As I back out of the room, my ears begin to ring. I think I'm going to pass out.

"Bodhi. Oh, Bodhi. Sweetie," I hear Grace saying over and over again.

Good God, she called him sweetie. How long has this been going on? Three weeks, I guess, answering my own stupid question. How could I be so stupid? How could I forget that Grace wanted him and so she, of course, got him. His interest in me is clearly the kind of interest you have in seeing the Bearded Lady at the carnival. I'm a freak of nature and he is "interested" the way a scientist is interested in an experiment gone wrong.
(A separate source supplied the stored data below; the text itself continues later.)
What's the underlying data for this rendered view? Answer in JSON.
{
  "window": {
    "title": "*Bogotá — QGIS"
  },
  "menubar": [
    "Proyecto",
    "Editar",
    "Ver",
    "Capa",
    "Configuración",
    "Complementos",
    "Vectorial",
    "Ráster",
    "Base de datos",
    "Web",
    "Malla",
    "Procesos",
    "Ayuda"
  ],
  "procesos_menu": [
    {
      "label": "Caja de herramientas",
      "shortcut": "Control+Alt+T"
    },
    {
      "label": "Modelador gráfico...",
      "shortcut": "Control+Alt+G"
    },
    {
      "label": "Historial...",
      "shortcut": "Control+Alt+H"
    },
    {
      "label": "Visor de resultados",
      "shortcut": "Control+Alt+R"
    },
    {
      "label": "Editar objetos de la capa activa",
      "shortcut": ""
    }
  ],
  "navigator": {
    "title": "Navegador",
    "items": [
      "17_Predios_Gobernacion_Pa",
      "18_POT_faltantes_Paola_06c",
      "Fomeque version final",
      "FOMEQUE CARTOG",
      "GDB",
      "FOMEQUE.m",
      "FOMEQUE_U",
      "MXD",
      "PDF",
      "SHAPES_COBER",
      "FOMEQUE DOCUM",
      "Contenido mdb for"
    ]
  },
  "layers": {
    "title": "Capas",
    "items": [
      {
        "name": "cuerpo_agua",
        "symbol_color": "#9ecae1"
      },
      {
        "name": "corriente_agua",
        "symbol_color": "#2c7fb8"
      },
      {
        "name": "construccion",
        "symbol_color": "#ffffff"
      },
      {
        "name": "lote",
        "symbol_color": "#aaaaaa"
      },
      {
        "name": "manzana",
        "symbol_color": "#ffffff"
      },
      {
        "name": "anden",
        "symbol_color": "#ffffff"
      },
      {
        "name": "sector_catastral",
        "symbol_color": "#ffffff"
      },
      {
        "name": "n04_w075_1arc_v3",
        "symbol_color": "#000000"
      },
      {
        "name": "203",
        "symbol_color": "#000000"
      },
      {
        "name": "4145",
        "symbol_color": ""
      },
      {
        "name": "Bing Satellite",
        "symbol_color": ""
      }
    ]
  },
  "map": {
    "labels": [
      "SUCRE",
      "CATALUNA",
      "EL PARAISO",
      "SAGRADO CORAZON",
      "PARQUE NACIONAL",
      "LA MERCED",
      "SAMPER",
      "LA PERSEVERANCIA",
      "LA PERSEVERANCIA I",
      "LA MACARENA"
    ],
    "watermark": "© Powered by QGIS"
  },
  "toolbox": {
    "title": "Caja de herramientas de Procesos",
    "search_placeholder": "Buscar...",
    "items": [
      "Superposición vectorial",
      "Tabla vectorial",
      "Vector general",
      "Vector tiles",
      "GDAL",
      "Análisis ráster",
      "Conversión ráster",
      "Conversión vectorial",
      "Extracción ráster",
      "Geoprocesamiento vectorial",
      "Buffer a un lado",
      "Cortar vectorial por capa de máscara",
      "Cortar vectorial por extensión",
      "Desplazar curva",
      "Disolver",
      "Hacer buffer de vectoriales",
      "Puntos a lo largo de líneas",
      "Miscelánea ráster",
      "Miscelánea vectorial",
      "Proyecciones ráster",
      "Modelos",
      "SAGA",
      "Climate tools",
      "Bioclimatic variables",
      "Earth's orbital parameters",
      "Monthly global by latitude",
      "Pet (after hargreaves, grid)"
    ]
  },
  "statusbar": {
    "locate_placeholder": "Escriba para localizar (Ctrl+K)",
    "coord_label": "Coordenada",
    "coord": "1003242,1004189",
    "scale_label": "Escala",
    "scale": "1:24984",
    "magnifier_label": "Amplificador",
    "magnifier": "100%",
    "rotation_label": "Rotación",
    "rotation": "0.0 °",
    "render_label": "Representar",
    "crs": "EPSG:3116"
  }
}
Suddenly, the ringing stops and I hear Grace say my name. I focus in and see her staring at me, still straddling Bodhi, who is obviously just enjoying the ride.

"Kate," Grace says, a look of disbelief on her face. "Bodhi and I were . . . and . . . I'm sorry, I didn't mean to . . . "

She didn't mean to what? Have sex with the man I've fallen in love with?

I bolt. I run down the hallway as fast as my high heels can take me without falling on my face. I see the supply closet. I duck into it and run into an orderly loading up a box with bed blankets.

"Get out!" I yell at him.

He drops the blankets and hurries out. I'd feel bad if he hadn't been the same orderly that made kissy noises at me behind my back. I shut the door behind him and slide down it. My heart hurts. Everything in my body is vibrating. No, it's shaking. I'm shaking uncontrollably and feeling like I'm going to vomit. Why does it feel like my entire being is being ripped from my body and being used as a punching bag for the universe right now? This is how love feels? I hate love. Fuck this!

"Stupid, stupid, girl," I hear my voice saying out loud to me. And I'm right. I'm an idiot to have thought he loved me back. I'm naïve and dumb. Grow up, Kate. Life doesn't work like that. Not for you anyhow. How many times do I have to humiliate myself to realize that this being vulnerable thing is nothing but a joke, and the joke is on me? I must have the word "sucker" imprinted across my forehead, because I keep getting punched.

My phone pages me. I take a deep breath and check it. It's Mr. Rodriguez. He's hemorrhaging.

I run as fast as I can to the O.R. Javier, Mark, Sandy, and Grace are already scrubbing in. I quickly strip out of my clothes and put on the scrubs Mark is holding out for me. I begin scrubbing in as I look through the window and see Mr. Rodriguez lying on the gurney. Damn it, what did I miss?

"Where's Bodhi?" I ask Grace. But she doesn't answer me. Instead she hurries into the O.R. I look at Mark. Mark shrugs. I look at Javier.

"Where the hell is Dr. Wells?" I yell.